Desde 2007, a construtora Lyx planeja, viabiliza, constrói e entrega moradias por meio do Programa Minha Casa, Minha Vida (MCMV) em todo o Brasil. Originalmente carioca, a empresa chegou ao Rio Grande do Sul em 2023 e, desde então, ampliou sua atuação no mercado gaúcho. Hoje, o Estado representa mais de 50% do faturamento da construtora.
Em parceria principalmente com a Caixa Econômica Federal, a Lyx reúne as certificações exigidas pelo banco, compra os terrenos e constrói seus empreendimentos. Em seguida, os imóveis ficam disponíveis para o mercado e para os beneficiários que se encaixam na faixa de renda necessária do programa para adquirir o imóvel - a construtora trabalha com as faixas 2 e 3, nas quais a renda bruta familiar varia de R$ 3.201 a R$ 9.600.
Conforme o sócio e vice-presidente comercial da empresa, Paulo Antônio Kucher, a Lyx possui como principal objetivo e missão a construção de habitações populares pelo MCMV, levando moradia digna para as populações de baixa renda. Com 70% do público com idade entre 19 e 30 anos, a empresa se concentra no mercado de primeiro imóvel.
“No início do ano, o Minha Casa, Minha Vida mudou algumas regras, o que foi muito benéfico. Agora, o Programa passou a reconhecer os ganhos de motoboys, entregadores e motoristas de aplicativo como renda formal”, aponta o vice-presidente. Kucher explica que a formalização da renda facilita a análise de crédito dos beneficiários com os bancos e, consequentemente, a participação no Programa. Desde o início das novas regras, as vendas da Lyx cresceram 15% no Rio Grande do Sul, com um aumento de 40% na procura pelos empreendimentos.
O Estado é um mercado em crescimento e de grande interesse da empresa de moradias, segundo o vice-presidente, principalmente pelo alto déficit habitacional. Por essa razão, pelos próximos três anos, a Lyx irá lançar mais de 6 mil unidades no RS, com a economia gaúcha sendo o principal mercado da empresa.
Os consumidores gaúchos, de acordo com a construtora, possuem características próprias. Na Capital, sobretudo após as enchentes de 2024, a preocupação dos compradores com fatores como localização, infraestrutura e equilíbrio entre custo-benefício e qualidade de vida nos empreendimentos aumentou. As novas necessidades dos gaúchos se alinham aos projetos entregues pela Lyx, o que explica o interesse pelo Estado e o crescimento na procura e faturamento.

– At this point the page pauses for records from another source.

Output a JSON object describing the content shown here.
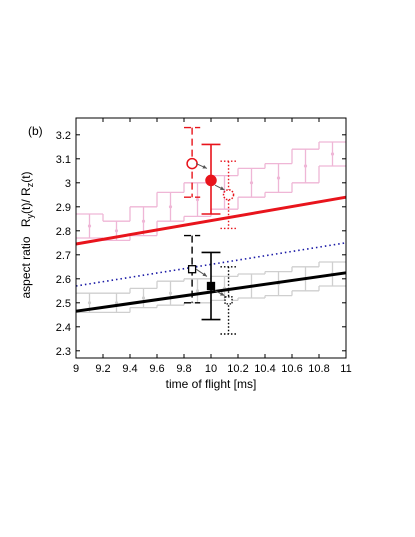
{
  "chart_data": {
    "type": "line",
    "panel_label": "(b)",
    "xlabel": "time of flight [ms]",
    "ylabel_prefix": "aspect ratio",
    "ylabel_math": {
      "r1": "R",
      "s1": "y",
      "mid": "(t)/ R",
      "s2": "z",
      "end": "(t)"
    },
    "xlim": [
      9,
      11
    ],
    "ylim": [
      2.27,
      3.27
    ],
    "x_ticks": [
      9,
      9.2,
      9.4,
      9.6,
      9.8,
      10,
      10.2,
      10.4,
      10.6,
      10.8,
      11
    ],
    "x_tick_labels": [
      "9",
      "9.2",
      "9.4",
      "9.6",
      "9.8",
      "10",
      "10.2",
      "10.4",
      "10.6",
      "10.8",
      "11"
    ],
    "y_ticks": [
      2.3,
      2.4,
      2.5,
      2.6,
      2.7,
      2.8,
      2.9,
      3.0,
      3.1,
      3.2
    ],
    "y_tick_labels": [
      "2.3",
      "2.4",
      "2.5",
      "2.6",
      "2.7",
      "2.8",
      "2.9",
      "3",
      "3.1",
      "3.2"
    ],
    "grid": false,
    "colors": {
      "red": "#e8141c",
      "black": "#000000",
      "blue": "#1a1aa6",
      "pink": "#efb6d6",
      "gray": "#cfcfcf",
      "arrow": "#555555"
    },
    "series": [
      {
        "style": "red-solid",
        "x": [
          9,
          11
        ],
        "y": [
          2.745,
          2.94
        ]
      },
      {
        "style": "blue-dotted",
        "x": [
          9,
          11
        ],
        "y": [
          2.57,
          2.75
        ]
      },
      {
        "style": "black-solid",
        "x": [
          9,
          11
        ],
        "y": [
          2.465,
          2.625
        ]
      }
    ],
    "background_steps": [
      {
        "style": "pink",
        "segments": [
          {
            "x0": 9.0,
            "x1": 9.2,
            "y": 2.82,
            "err": 0.05
          },
          {
            "x0": 9.2,
            "x1": 9.4,
            "y": 2.8,
            "err": 0.04
          },
          {
            "x0": 9.4,
            "x1": 9.6,
            "y": 2.84,
            "err": 0.06
          },
          {
            "x0": 9.6,
            "x1": 9.8,
            "y": 2.9,
            "err": 0.06
          },
          {
            "x0": 9.8,
            "x1": 10.0,
            "y": 2.93,
            "err": 0.07
          },
          {
            "x0": 10.0,
            "x1": 10.2,
            "y": 2.96,
            "err": 0.07
          },
          {
            "x0": 10.2,
            "x1": 10.4,
            "y": 3.0,
            "err": 0.06
          },
          {
            "x0": 10.4,
            "x1": 10.6,
            "y": 3.02,
            "err": 0.06
          },
          {
            "x0": 10.6,
            "x1": 10.8,
            "y": 3.07,
            "err": 0.07
          },
          {
            "x0": 10.8,
            "x1": 11.0,
            "y": 3.12,
            "err": 0.05
          }
        ]
      },
      {
        "style": "gray",
        "segments": [
          {
            "x0": 9.0,
            "x1": 9.2,
            "y": 2.5,
            "err": 0.04
          },
          {
            "x0": 9.2,
            "x1": 9.4,
            "y": 2.5,
            "err": 0.04
          },
          {
            "x0": 9.4,
            "x1": 9.6,
            "y": 2.52,
            "err": 0.04
          },
          {
            "x0": 9.6,
            "x1": 9.8,
            "y": 2.54,
            "err": 0.05
          },
          {
            "x0": 9.8,
            "x1": 10.0,
            "y": 2.55,
            "err": 0.05
          },
          {
            "x0": 10.0,
            "x1": 10.2,
            "y": 2.56,
            "err": 0.05
          },
          {
            "x0": 10.2,
            "x1": 10.4,
            "y": 2.57,
            "err": 0.05
          },
          {
            "x0": 10.4,
            "x1": 10.6,
            "y": 2.58,
            "err": 0.05
          },
          {
            "x0": 10.6,
            "x1": 10.8,
            "y": 2.6,
            "err": 0.05
          },
          {
            "x0": 10.8,
            "x1": 11.0,
            "y": 2.62,
            "err": 0.05
          }
        ]
      }
    ],
    "points": [
      {
        "style": "red-open-circle",
        "x": 9.86,
        "y": 3.08,
        "err_lo": 2.94,
        "err_hi": 3.23,
        "line": "dashed",
        "cap_x0": 9.8,
        "cap_x1": 9.92
      },
      {
        "style": "red-filled-circle",
        "x": 10.0,
        "y": 3.01,
        "err_lo": 2.87,
        "err_hi": 3.16,
        "line": "solid",
        "cap_x0": 9.93,
        "cap_x1": 10.07
      },
      {
        "style": "red-dotted-circle",
        "x": 10.13,
        "y": 2.95,
        "err_lo": 2.81,
        "err_hi": 3.09,
        "line": "dotted",
        "cap_x0": 10.07,
        "cap_x1": 10.19
      },
      {
        "style": "black-open-square",
        "x": 9.86,
        "y": 2.64,
        "err_lo": 2.5,
        "err_hi": 2.78,
        "line": "dashed",
        "cap_x0": 9.8,
        "cap_x1": 9.92
      },
      {
        "style": "black-filled-square",
        "x": 10.0,
        "y": 2.57,
        "err_lo": 2.43,
        "err_hi": 2.71,
        "line": "solid",
        "cap_x0": 9.93,
        "cap_x1": 10.07
      },
      {
        "style": "black-dotted-square",
        "x": 10.13,
        "y": 2.51,
        "err_lo": 2.37,
        "err_hi": 2.65,
        "line": "dotted",
        "cap_x0": 10.07,
        "cap_x1": 10.19
      }
    ],
    "arrows": [
      {
        "from": [
          9.89,
          3.08
        ],
        "to": [
          9.97,
          3.06
        ]
      },
      {
        "from": [
          10.03,
          2.99
        ],
        "to": [
          10.1,
          2.97
        ]
      },
      {
        "from": [
          9.89,
          2.64
        ],
        "to": [
          9.97,
          2.61
        ]
      },
      {
        "from": [
          10.03,
          2.55
        ],
        "to": [
          10.1,
          2.53
        ]
      }
    ]
  }
}
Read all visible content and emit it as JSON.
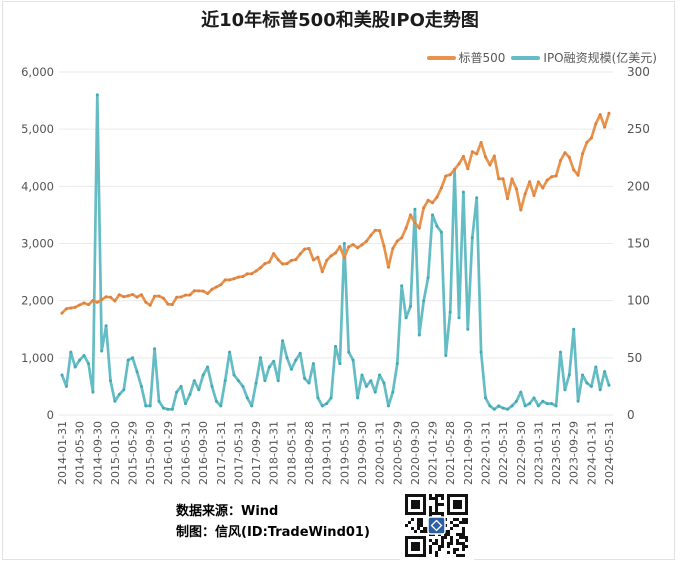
{
  "page": {
    "title": "近10年标普500和美股IPO走势图"
  },
  "legend": {
    "items": [
      {
        "label": "标普500",
        "color": "#E8934C"
      },
      {
        "label": "IPO融资规模(亿美元)",
        "color": "#64BCC4"
      }
    ]
  },
  "chart_data": {
    "type": "line",
    "title": "近10年标普500和美股IPO走势图",
    "x_start": "2014-01",
    "x_end": "2024-05",
    "x_tick_step_months": 4,
    "x_tick_labels": [
      "2014-01-31",
      "2014-05-30",
      "2014-09-30",
      "2015-01-30",
      "2015-05-29",
      "2015-09-30",
      "2016-01-29",
      "2016-05-31",
      "2016-09-30",
      "2017-01-31",
      "2017-05-31",
      "2017-09-29",
      "2018-01-31",
      "2018-05-31",
      "2018-09-28",
      "2019-01-31",
      "2019-05-31",
      "2019-09-30",
      "2020-01-31",
      "2020-05-29",
      "2020-09-30",
      "2021-01-29",
      "2021-05-28",
      "2021-09-30",
      "2022-01-31",
      "2022-05-31",
      "2022-09-30",
      "2023-01-31",
      "2023-05-31",
      "2023-09-29",
      "2024-01-31",
      "2024-05-31"
    ],
    "left_axis": {
      "series": "标普500",
      "min": 0,
      "max": 6000,
      "ticks": [
        "0",
        "1,000",
        "2,000",
        "3,000",
        "4,000",
        "5,000",
        "6,000"
      ]
    },
    "right_axis": {
      "series": "IPO融资规模(亿美元)",
      "min": 0,
      "max": 300,
      "ticks": [
        "0",
        "50",
        "100",
        "150",
        "200",
        "250",
        "300"
      ]
    },
    "grid": true,
    "legend_position": "top-right",
    "series": [
      {
        "name": "标普500",
        "axis": "left",
        "color": "#E8934C",
        "marker_color": "#DC8140",
        "values": [
          1783,
          1859,
          1872,
          1884,
          1924,
          1960,
          1931,
          2003,
          1972,
          2018,
          2068,
          2059,
          1995,
          2105,
          2068,
          2086,
          2107,
          2063,
          2104,
          1972,
          1920,
          2079,
          2080,
          2044,
          1940,
          1932,
          2060,
          2065,
          2097,
          2099,
          2174,
          2171,
          2168,
          2126,
          2199,
          2239,
          2279,
          2364,
          2363,
          2384,
          2412,
          2423,
          2470,
          2472,
          2519,
          2575,
          2648,
          2674,
          2824,
          2714,
          2641,
          2648,
          2705,
          2718,
          2816,
          2902,
          2914,
          2712,
          2760,
          2507,
          2704,
          2785,
          2834,
          2946,
          2752,
          2942,
          2980,
          2926,
          2977,
          3038,
          3141,
          3231,
          3226,
          2954,
          2585,
          2912,
          3044,
          3100,
          3271,
          3500,
          3363,
          3270,
          3622,
          3756,
          3714,
          3811,
          3973,
          4181,
          4204,
          4298,
          4395,
          4523,
          4308,
          4605,
          4567,
          4766,
          4516,
          4374,
          4530,
          4132,
          4132,
          3785,
          4130,
          3955,
          3586,
          3872,
          4080,
          3840,
          4077,
          3970,
          4109,
          4169,
          4180,
          4450,
          4589,
          4508,
          4288,
          4194,
          4568,
          4770,
          4846,
          5096,
          5254,
          5036,
          5277
        ]
      },
      {
        "name": "IPO融资规模(亿美元)",
        "axis": "right",
        "color": "#64BCC4",
        "marker_color": "#46A8B2",
        "values": [
          35,
          25,
          55,
          42,
          48,
          52,
          45,
          20,
          280,
          56,
          78,
          30,
          12,
          18,
          22,
          48,
          50,
          38,
          25,
          8,
          8,
          58,
          12,
          6,
          5,
          5,
          20,
          25,
          10,
          18,
          30,
          22,
          35,
          42,
          25,
          12,
          8,
          30,
          55,
          35,
          30,
          25,
          15,
          8,
          28,
          50,
          30,
          42,
          47,
          30,
          65,
          50,
          40,
          48,
          54,
          32,
          28,
          45,
          15,
          8,
          10,
          15,
          60,
          45,
          150,
          55,
          48,
          15,
          35,
          25,
          30,
          20,
          35,
          28,
          8,
          20,
          45,
          113,
          85,
          95,
          180,
          70,
          100,
          120,
          175,
          165,
          160,
          52,
          90,
          215,
          85,
          195,
          75,
          155,
          190,
          55,
          15,
          8,
          5,
          8,
          6,
          5,
          8,
          12,
          20,
          8,
          10,
          15,
          8,
          12,
          10,
          10,
          8,
          55,
          22,
          35,
          75,
          12,
          35,
          28,
          25,
          42,
          22,
          38,
          26
        ]
      }
    ]
  },
  "footer": {
    "source_line": "数据来源：Wind",
    "credit_line": "制图：信风(ID:TradeWind01)"
  },
  "colors": {
    "grid": "#EAEAEA",
    "axis_text": "#545454",
    "card_border": "#E2E2E2",
    "qr_center": "#2B5FA5"
  }
}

“Quando lançamos o primeiro condomínio-clube, em 2010, parecia uma insanidade. Nós entregamos nos nossos projetos: piscina com prainha, áreas de lazer, cinema, quadra poliesportiva, espaço kids, salão de festa e academia. Tudo equipado e decorado, o que não é o esperado de imóveis que são feitos para o Minha Casa, Minha Vida”, destaca Kucher. Com uma proposta diferente do convencional, o vice-presidente argumenta que, para a Lyx, qualidade de vida não é apenas ter um teto, mas muito mais que isso.
“Nossa preocupação é muito maior que apenas o mínimo. Por exemplo, nas enchentes de 2024, nenhuma das obras da Lyx foi afetada. Nós temos uma responsabilidade muito grande na hora da seleção e da compra desses terrenos, pensando nesse tipo de possibilidade.” O vice-presidente explica que a aquisição de uma casa, a decisão de comprar o primeiro imóvel, é uma das decisões importantes na vida de alguém, por isso a empresa possui cuidado com todas as etapas e necessidades dos clientes.
Para ele, o maior desafio dos próximos anos será contar com um cenário macroeconômico estável, que permita às pessoas comprar o primeiro imóvel. Nesse sentido, a redução da taxa Selic e do desemprego, aliada a uma menor inadimplência, pode contribuir para esse cenário. Esses fatores facilitam a análise de crédito e ampliam o acesso de jovens à casa própria.